Bulletproof Coffee comes in four flavours: Original, Vanilla, Mocha, and Original with collagen protein. I expected it to taste like a creamy, indulgent coffee drink, but they tasted more watered down. The butter added a floral note to the aroma and made it more silky in texture.
The company behind Bulletproof Coffee, which is led by “biohacking” guru Dave Asprey, markets the drink like it’s a shortcut to a keto lifestyle.
“The ready-to-drink format provides sustainable energy from fats rather than sugar,” according to an email from a company spokesperson.
“Bulletproof Coffee has helped everyone from driven CEOs to professional athletes to busy parents increase their energy so they can do more of what fulfils them,” the website reads.
But as I learned during my experience on the keto diet, the benefits only kick in after several weeks of restricting carbohydrates to 20 to 50 grams a day, which is roughly the equivalent of a plain bagel or a cup of white rice. On the diet, the body switches from burning carbs to burning fat as its primary fuel source — a state known as nutritional ketosis. Keto-dieters eat lots of healthy fats like cheese, nuts, avocado, and butter, to maintain this state.

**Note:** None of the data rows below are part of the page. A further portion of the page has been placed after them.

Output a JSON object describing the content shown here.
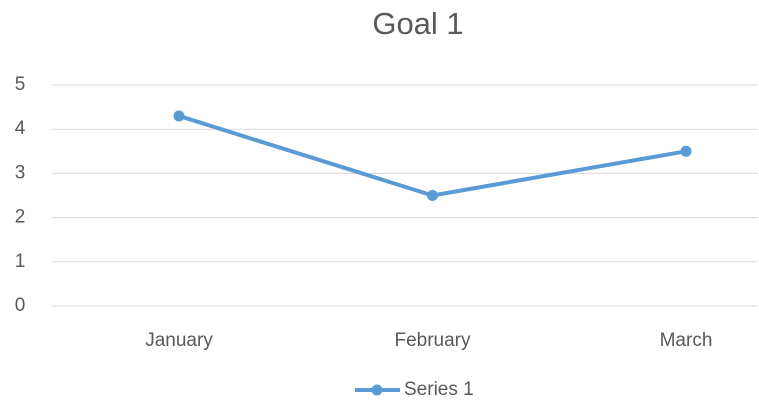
{
  "chart_data": {
    "type": "line",
    "title": "Goal 1",
    "categories": [
      "January",
      "February",
      "March"
    ],
    "series": [
      {
        "name": "Series 1",
        "color": "#5b9bd5",
        "values": [
          4.3,
          2.5,
          3.5
        ]
      }
    ],
    "ylim": [
      0,
      5
    ],
    "yticks": [
      0,
      1,
      2,
      3,
      4,
      5
    ],
    "grid": true,
    "legend": "bottom"
  }
}
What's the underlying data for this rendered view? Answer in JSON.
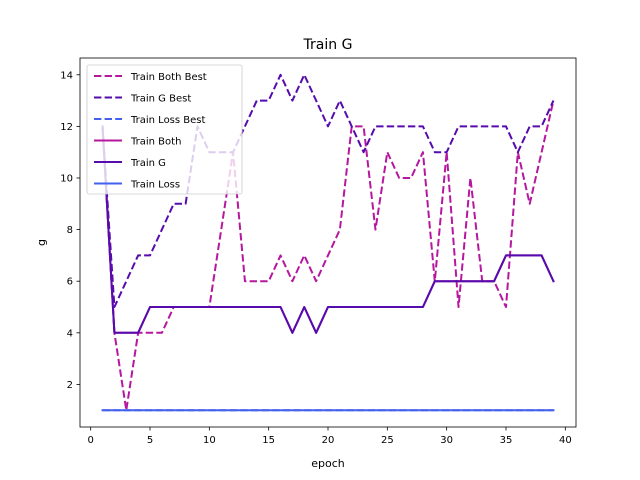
{
  "chart_data": {
    "type": "line",
    "title": "Train G",
    "xlabel": "epoch",
    "ylabel": "g",
    "xlim": [
      -0.9,
      40.9
    ],
    "ylim": [
      0.35,
      14.65
    ],
    "xticks": [
      0,
      5,
      10,
      15,
      20,
      25,
      30,
      35,
      40
    ],
    "yticks": [
      2,
      4,
      6,
      8,
      10,
      12,
      14
    ],
    "grid": false,
    "legend_position": "upper-left",
    "x": [
      1,
      2,
      3,
      4,
      5,
      6,
      7,
      8,
      9,
      10,
      11,
      12,
      13,
      14,
      15,
      16,
      17,
      18,
      19,
      20,
      21,
      22,
      23,
      24,
      25,
      26,
      27,
      28,
      29,
      30,
      31,
      32,
      33,
      34,
      35,
      36,
      37,
      38,
      39
    ],
    "series": [
      {
        "name": "Train Both Best",
        "color": "#b5179e",
        "dash": "dashed",
        "values": [
          12,
          4,
          1,
          4,
          4,
          4,
          5,
          5,
          5,
          5,
          8,
          11,
          6,
          6,
          6,
          7,
          6,
          7,
          6,
          7,
          8,
          12,
          12,
          8,
          11,
          10,
          10,
          11,
          6,
          11,
          5,
          10,
          6,
          6,
          5,
          11,
          9,
          11,
          13
        ]
      },
      {
        "name": "Train G Best",
        "color": "#560bad",
        "dash": "dashed",
        "values": [
          12,
          5,
          6,
          7,
          7,
          8,
          9,
          9,
          12,
          11,
          11,
          11,
          12,
          13,
          13,
          14,
          13,
          14,
          13,
          12,
          13,
          12,
          11,
          12,
          12,
          12,
          12,
          12,
          11,
          11,
          12,
          12,
          12,
          12,
          12,
          11,
          12,
          12,
          13
        ]
      },
      {
        "name": "Train Loss Best",
        "color": "#4361ee",
        "dash": "dashed",
        "values": [
          1,
          1,
          1,
          1,
          1,
          1,
          1,
          1,
          1,
          1,
          1,
          1,
          1,
          1,
          1,
          1,
          1,
          1,
          1,
          1,
          1,
          1,
          1,
          1,
          1,
          1,
          1,
          1,
          1,
          1,
          1,
          1,
          1,
          1,
          1,
          1,
          1,
          1,
          1
        ]
      },
      {
        "name": "Train Both",
        "color": "#b5179e",
        "dash": "solid",
        "values": [
          12,
          4,
          4,
          4,
          5,
          5,
          5,
          5,
          5,
          5,
          5,
          5,
          5,
          5,
          5,
          5,
          4,
          5,
          4,
          5,
          5,
          5,
          5,
          5,
          5,
          5,
          5,
          5,
          6,
          6,
          6,
          6,
          6,
          6,
          7,
          7,
          7,
          7,
          6
        ]
      },
      {
        "name": "Train G",
        "color": "#560bad",
        "dash": "solid",
        "values": [
          12,
          4,
          4,
          4,
          5,
          5,
          5,
          5,
          5,
          5,
          5,
          5,
          5,
          5,
          5,
          5,
          4,
          5,
          4,
          5,
          5,
          5,
          5,
          5,
          5,
          5,
          5,
          5,
          6,
          6,
          6,
          6,
          6,
          6,
          7,
          7,
          7,
          7,
          6
        ]
      },
      {
        "name": "Train Loss",
        "color": "#4361ee",
        "dash": "solid",
        "values": [
          1,
          1,
          1,
          1,
          1,
          1,
          1,
          1,
          1,
          1,
          1,
          1,
          1,
          1,
          1,
          1,
          1,
          1,
          1,
          1,
          1,
          1,
          1,
          1,
          1,
          1,
          1,
          1,
          1,
          1,
          1,
          1,
          1,
          1,
          1,
          1,
          1,
          1,
          1
        ]
      }
    ]
  }
}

Because I was still eating sugary carbohydrates as a major part of my diet, Bulletproof Coffee did not make me feel any more charged than normal coffee.
The science behind buttered coffee is spotty, and it has drawn public scepticism from doctors. There are no studies showing the combination of ingredients in Bulletproof Coffee is safe, and eating too much saturated fat could present risks for people with elevated cholesterol levels.
Asprey drinks Bulletproof Coffee every day. He told Business Insider earlier this year that having it for breakfast outweighs poor choices he makes later, like eating a greasy meal out.
“Even if you’re going to have Taco Bell for lunch, you seriously improve the quality of your life all morning long [by drinking Bulletproof],” Asprey said.